Ele deixa de ter condições de passar de forma saudável, segura e produtiva da adolescência para a fase adulta e não consegue alcançar todo o seu potencial. E, no caso do Brasil, temos neste momento uma situação demográfica benéfica para a economia, que só ocorre uma vez na História, na qual a população em idade de trabalhar é maior do que a que não está em idade ativa. É preciso intensificar os investimentos na juventude, em educação, saúde, formação e qualificação profissional, para que seu potencial se concretize em uma contribuição para impulsionar a economia.

Estamos comprometendo uma geração?

Quando uma geração, diferentemente da dos pais, é capaz de contar com uma educação de maior qualidade e formação profissional que a leve a um emprego digno e qualificado, mesmo que tenha tido uma trajetória de obstáculos, consegue romper esse ciclo de pobreza. Do contrário, como ocorre agora, você tem uma tendência de reprodução da exclusão e da pobreza. São desigualdades enfrentadas anteriormente que vão se reproduzindo ao longo do tempo.

Como o desemprego piora esse quadro?

Elevados níveis de desemprego entre os jovens podem marcar negativamente a trajetória profissional. Essas primeiras experiências são definidoras. Jovens desempregados deixam de acumular experiência profissional. E jovens sem experiência tendem a aceitar empregos de pior qualidade, na informalidade.

Qual é a sua avaliação sobre as políticas de emprego voltadas para esse grupo no país?

O país tem feito progressos nos últimos anos, mas permanecem desafios. Há subgrupos de maior vulnerabilidade entre os jovens, com dificuldades ainda maiores de inserção, como adolescentes com filhos que são discriminadas e esbarram na falta de creches e escolas para dar apoio, jovens de comunidades ribeirinhas, indígenas, quilombolas, jovens negros e negras da periferia. São grupos que precisam de políticas diferenciadas. Ademais, existe uma agenda nacional de trabalho decente para a juventude que tem quatro pilares: mais e melhor educação, conciliação entre as demandas da escola, do trabalho e da vida familiar, inserção ativa e digna no mundo do trabalho e diálogo social em torno da juventude brasileira.

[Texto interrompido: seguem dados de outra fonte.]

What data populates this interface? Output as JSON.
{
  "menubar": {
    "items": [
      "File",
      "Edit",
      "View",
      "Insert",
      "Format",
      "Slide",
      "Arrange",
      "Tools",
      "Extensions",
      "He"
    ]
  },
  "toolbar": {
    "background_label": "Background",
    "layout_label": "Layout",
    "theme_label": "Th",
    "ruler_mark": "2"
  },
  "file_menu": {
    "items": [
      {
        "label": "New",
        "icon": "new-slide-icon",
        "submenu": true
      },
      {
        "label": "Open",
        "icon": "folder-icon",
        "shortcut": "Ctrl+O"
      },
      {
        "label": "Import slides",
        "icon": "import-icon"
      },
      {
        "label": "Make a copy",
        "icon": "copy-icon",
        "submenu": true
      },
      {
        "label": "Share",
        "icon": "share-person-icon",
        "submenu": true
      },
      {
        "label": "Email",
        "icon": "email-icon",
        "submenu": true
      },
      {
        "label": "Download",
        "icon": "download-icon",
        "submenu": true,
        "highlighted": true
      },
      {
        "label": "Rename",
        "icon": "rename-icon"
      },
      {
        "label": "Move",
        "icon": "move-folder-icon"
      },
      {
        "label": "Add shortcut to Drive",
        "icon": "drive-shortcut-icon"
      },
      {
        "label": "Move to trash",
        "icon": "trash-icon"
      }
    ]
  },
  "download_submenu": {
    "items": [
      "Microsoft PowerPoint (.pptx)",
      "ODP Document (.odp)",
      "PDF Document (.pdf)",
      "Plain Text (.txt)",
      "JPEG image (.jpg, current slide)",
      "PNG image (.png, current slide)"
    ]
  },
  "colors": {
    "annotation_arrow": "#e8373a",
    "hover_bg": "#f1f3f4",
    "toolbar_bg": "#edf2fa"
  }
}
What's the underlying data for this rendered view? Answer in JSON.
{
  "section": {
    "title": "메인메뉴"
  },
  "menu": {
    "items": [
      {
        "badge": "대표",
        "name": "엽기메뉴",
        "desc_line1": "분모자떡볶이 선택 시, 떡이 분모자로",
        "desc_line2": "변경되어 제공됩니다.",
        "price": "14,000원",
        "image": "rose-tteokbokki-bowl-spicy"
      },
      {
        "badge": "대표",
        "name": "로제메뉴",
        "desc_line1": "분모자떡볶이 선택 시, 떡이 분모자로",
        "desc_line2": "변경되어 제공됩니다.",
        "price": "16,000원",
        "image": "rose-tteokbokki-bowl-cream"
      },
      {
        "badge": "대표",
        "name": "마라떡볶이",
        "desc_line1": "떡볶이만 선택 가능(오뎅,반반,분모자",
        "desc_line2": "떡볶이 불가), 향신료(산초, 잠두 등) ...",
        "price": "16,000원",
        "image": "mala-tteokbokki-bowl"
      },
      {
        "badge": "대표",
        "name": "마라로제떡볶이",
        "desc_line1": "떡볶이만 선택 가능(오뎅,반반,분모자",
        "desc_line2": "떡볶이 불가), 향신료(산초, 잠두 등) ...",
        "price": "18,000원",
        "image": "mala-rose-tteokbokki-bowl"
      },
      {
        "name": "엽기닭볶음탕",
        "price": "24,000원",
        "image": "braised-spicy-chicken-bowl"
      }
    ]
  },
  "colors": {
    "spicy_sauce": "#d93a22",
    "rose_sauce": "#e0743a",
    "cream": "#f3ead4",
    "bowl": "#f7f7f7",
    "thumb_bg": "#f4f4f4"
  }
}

Há uma definição de primeiro emprego ideal?

Antecipar demais a entrada no mercado de trabalho pode ser prejudicial quando implica menos anos de estudo. Existe uma relação entre a qualidade do emprego e o número de anos de estudo que o jovem terá. Entrar muito cedo pode significar entrar em uma condição desfavorável, em uma ocupação que não exige qualificação e pode prejudicar os estudos. Mas muitos jovens também querem ter a oportunidade de trabalhar e ter uma renda. As políticas para a juventude precisam ser inteligentes, de forma que o primeiro emprego possa ser conciliado com a permanência na escola ou na faculdade.